At The Mars Agency, we strive to measure the “Total Business Impact” of retail media by evaluating four different performance levels:
- Media delivery and engagement: You certainly need to measure performance as you would with any other media: impressions, clicks, viewability. Importantly, this lets you make apples-to-apples comparisons with other media.
- Shopper actions: You also need to understand the media’s effect on behavior — things like store visits and coupon redemptions.
- Conversion: You need to understand the sales impact — but not just attributed sales and ROAS as reported by the networks, but also an independent third-party analysis to get the complete picture.
- Added value: As already discussed, we need to ensure that our investments are yielding benefits beyond the media and even beyond sales performance. We work with clients to leverage their investments to gain added value on the merchant side of the house.
We are really excited to help advance this conversation on measurement. It’s one reason why we launched our Retail Media Report Card, and it’s also why we’ve been supporting the IAB’s efforts.

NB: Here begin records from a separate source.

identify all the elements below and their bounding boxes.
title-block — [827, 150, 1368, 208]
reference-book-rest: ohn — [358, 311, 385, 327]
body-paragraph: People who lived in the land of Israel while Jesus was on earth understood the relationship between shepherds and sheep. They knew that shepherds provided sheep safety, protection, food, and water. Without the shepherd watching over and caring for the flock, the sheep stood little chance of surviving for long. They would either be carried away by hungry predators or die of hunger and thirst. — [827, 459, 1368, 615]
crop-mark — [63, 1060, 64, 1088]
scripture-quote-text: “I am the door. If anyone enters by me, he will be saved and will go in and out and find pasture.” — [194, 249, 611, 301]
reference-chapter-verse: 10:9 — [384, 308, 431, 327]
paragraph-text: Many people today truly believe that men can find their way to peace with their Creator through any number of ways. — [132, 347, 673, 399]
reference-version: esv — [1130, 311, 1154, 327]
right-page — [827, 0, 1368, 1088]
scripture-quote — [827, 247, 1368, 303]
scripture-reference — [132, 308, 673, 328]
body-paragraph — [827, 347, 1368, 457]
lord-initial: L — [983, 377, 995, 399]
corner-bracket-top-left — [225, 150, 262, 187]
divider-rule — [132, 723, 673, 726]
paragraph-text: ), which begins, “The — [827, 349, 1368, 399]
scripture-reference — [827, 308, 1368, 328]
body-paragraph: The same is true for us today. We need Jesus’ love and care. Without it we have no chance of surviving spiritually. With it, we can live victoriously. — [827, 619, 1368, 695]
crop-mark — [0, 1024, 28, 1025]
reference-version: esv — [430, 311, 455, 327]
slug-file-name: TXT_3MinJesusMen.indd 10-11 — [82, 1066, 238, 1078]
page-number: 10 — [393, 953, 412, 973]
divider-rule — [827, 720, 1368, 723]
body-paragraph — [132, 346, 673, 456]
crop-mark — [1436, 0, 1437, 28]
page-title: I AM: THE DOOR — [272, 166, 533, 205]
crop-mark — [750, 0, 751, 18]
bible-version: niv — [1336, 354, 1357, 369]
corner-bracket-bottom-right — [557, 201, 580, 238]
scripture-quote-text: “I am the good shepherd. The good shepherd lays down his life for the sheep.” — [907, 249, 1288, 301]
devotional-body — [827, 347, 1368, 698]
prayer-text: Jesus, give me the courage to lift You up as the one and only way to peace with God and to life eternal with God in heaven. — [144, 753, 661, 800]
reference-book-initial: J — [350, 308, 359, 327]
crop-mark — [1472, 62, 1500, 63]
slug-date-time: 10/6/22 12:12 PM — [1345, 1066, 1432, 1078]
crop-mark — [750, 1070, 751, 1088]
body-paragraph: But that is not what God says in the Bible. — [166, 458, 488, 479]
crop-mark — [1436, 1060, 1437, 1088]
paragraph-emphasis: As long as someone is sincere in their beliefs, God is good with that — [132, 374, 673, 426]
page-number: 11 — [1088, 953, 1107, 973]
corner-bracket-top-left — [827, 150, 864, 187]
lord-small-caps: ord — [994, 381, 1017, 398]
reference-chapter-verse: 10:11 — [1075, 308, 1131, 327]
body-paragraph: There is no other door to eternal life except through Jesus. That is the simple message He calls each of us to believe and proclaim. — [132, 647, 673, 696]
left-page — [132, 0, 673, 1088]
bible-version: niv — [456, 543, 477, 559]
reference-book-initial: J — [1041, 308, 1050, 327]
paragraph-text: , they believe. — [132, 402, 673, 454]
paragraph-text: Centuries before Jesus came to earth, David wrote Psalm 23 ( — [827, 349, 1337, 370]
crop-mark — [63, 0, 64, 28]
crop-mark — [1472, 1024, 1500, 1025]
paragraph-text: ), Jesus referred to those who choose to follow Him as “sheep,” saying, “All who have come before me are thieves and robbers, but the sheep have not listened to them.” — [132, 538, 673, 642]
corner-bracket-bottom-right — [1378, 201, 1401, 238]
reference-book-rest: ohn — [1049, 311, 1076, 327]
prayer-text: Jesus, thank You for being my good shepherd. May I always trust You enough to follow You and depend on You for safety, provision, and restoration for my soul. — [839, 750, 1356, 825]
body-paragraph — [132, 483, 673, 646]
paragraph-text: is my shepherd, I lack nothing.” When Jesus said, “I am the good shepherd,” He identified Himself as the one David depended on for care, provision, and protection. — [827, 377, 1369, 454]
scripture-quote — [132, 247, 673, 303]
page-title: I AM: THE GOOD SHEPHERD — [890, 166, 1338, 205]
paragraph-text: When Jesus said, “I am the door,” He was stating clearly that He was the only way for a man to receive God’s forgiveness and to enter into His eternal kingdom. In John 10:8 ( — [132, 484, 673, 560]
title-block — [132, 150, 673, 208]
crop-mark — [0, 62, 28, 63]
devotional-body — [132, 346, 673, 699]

3. The Promise of Generative AI
Generative AI has taken the marketing world by storm, but the majority of use cases we’ve seen so far revolve around conversational AI and chat functionality. From a media perspective, we at The Mars Agency might be more excited about the sheer computational power that gen AI can bring to:
Predictive planning: Ultimately, gen AI can probably get us 80% of the way to an effective media plan based on historical performance and numerous other environmental factors. Our “human” planners can use their expertise to do the final 20% of the work and make each plan perfect.
Creative: We’re already doing a mind-blowing amount of creative versioning to deliver personalization, and some of it is already automated using DCO and other tools. Here, too, letting gen AI do 80% of the work will make the process even more efficient.
Optimization: We have scores of hands-to-keyboard search and DSP media buyers who are working in these media platforms every day to optimize campaigns. Automating more of this work through gen AI will free those people up to take on more strategic activities.
That represents our current POV on retail media: an already beneficial today followed by an even more promising tomorrow.
About the Authors
As Senior Retail Media Manager at Mars Wrigley, Nicole Rainey sits on the U.S. National Media Team and oversees the holistic retail media strategy. Her background in shopper & ecommerce at Mars, Inc. and media planning on the agency side is a key enabler for driving integration across national and shopper activity. Part of her role in setting the retail media strategy is helping enable cross-functional collaboration to unlock more value from negotiations, drive standardization across buys, and customize as needed.
The Mars Agency’s SVP-Commerce Media, Ethan Goodman is a renowned marketing strategist with deep expertise in digital commerce and shopper marketing. Prior to his current role, Ethan built, grew and managed The Mars Agency’s Ecommerce and Innovation practice groups, and also guided the team that created SmartAisle — the world’s first voice-powered shopping assistant for brick & mortar retailers.